Je me rappelle que la voiture de police a été détruite et que les agents ont subi diverses blessures. Je crois qu'en plus d'avoir été blessé à la jambe, Merv avait une grosse bosse à la tête. Je ne me rappelle pas la date exacte de cet événement, mais on m'a dit qu'il s'était produit le 27 avril 1968.12


[46]      Encore une fois, cet élément de preuve établit simplement qu'un accident s'est produit et que certaines blessures ont été subies. Il ne fournit aucun renseignement et aucun détail au sujet de la nature et de l'étendue des blessures.

[47]      La formation a accordé fort peu d'importance ou n'a accordé aucune importance à cet élément de preuve de nature non médicale. Étant donné que la lettre ne renferme pas de détails, la formation ne semble pas avoir commis d'erreur. Il incombe à la formation en sa qualité de décideur d'apprécier la preuve et de lui accorder l'importance voulue.

[48]      À mon avis, et compte tenu des remarques qui précèdent, rien ne justifie une intervention judiciaire. La demande de contrôle judiciaire est donc rejetée.

                 « Max M. Teitelbaum »

                 __________________________

                 J.C.F.C.

Calgary (Alberta),

le 6 octobre 2000.

Traduction certifiée conforme


Suzanne M. Gauthier, LL.L., Trad. a.


COUR FÉDÉRALE DU CANADA

SECTION DE PREMIÈRE INSTANCE


AVOCATS INSCRITS AU DOSSIER


No DU GREFFE :      T-405-98

    

INTITULÉ DE LA CAUSE :      MERVYN H. SHMYR et SA MAJESTÉ LA REINE
LIEU DE L'AUDIENCE :      CALGARY (ALBERTA)

DATE DE L'AUDIENCE :      LE 28 SEPTEMBRE 2000

MOTIFS DE L'ORDONNANCE du juge Teitelbaum en date du 6 octobre 2000


ONT COMPARU :

JOHN H. WILSON          POUR LE DEMANDEUR

JANELL K. KOCH          POUR LE DÉFENDEUR


AVOCATS INSCRITS AU DOSSIER :

WILSON LAYCRAFT          POUR LE DEMANDEUR

CALGARY (ALBERTA)

PROCUREUR GÉNÉRAL DU CANADA      POUR LE DÉFENDEUR

JUSTICE CANADA (EDMONTON)

__________________

1Dossier de la demande du demandeur, p. 46.
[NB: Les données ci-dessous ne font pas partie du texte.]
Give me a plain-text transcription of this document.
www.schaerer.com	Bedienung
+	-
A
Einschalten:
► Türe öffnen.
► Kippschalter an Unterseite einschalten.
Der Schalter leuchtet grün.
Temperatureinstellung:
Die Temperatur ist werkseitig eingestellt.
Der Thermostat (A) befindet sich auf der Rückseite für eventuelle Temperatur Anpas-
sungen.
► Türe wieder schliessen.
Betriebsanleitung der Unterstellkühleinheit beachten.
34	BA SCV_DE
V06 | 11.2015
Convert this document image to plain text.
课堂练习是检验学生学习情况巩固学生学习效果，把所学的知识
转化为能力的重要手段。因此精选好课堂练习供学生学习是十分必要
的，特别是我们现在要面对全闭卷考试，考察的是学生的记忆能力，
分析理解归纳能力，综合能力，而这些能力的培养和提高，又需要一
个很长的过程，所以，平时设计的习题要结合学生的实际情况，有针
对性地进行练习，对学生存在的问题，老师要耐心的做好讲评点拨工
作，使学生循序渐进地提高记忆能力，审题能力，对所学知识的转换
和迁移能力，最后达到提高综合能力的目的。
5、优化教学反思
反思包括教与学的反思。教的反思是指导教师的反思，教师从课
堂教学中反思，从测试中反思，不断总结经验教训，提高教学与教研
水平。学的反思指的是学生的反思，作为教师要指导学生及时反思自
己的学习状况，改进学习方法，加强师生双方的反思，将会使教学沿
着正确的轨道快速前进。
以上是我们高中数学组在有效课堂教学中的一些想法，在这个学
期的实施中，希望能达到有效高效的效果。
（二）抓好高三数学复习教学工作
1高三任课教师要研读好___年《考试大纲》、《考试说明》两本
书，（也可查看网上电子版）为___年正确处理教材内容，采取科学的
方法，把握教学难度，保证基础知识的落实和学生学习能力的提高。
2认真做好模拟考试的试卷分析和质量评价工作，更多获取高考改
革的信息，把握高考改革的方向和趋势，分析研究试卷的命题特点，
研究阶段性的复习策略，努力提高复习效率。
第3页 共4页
2Dossier de la demande du demandeur, p. 14.

3Ancienne règle 1603. À l'heure actuelle, la règle 306 des Règles de la Cour fédérale (1998) prévoit que l'affidavit du demandeur doit être déposé dans les 30 jours qui suivent la délivrance d'un avis de demande. Conformément à la règle 313, des affidavits complémentaires peuvent uniquement être déposés sur autorisation de la Cour.

4(1998), 153 F.T.R. 75 (1re inst.), p. 77-78.

5Article 2 et paragraphes 21(2) et (3) de la Loi sur les pensions, L.R.C. (1985), ch. P-6, et articles 3 et 39 de la Loi sur le Tribunal des anciens combattants (révision et appel) (la Loi sur le TACRA (RA)), L.C. 1995, ch. 18. Nous reviendrons sur ces dispositions dans la partie des présents motifs qui est intitulée : « Contexte législatif » .

6Dossier de la demande du demandeur, p. 46.

7Dossier de la demande du demandeur, p. 50.

8Dossier de la demande du demandeur, p. 49. ll ne semble y avoir dans le dossier qu'un seul rapport rédigé par le docteur Boyko. Dans ce rapport, en date du 18 juin 1997, il est fait mention d'un autre rapport, daté du 17 août 1995.

9Supra, note 4, p. 79.

10Dossier de la demande du demandeur, p. 24.

11Dossier de la demande du demandeur, p. 14.

12Dossier de la demande du demandeur, p. 50.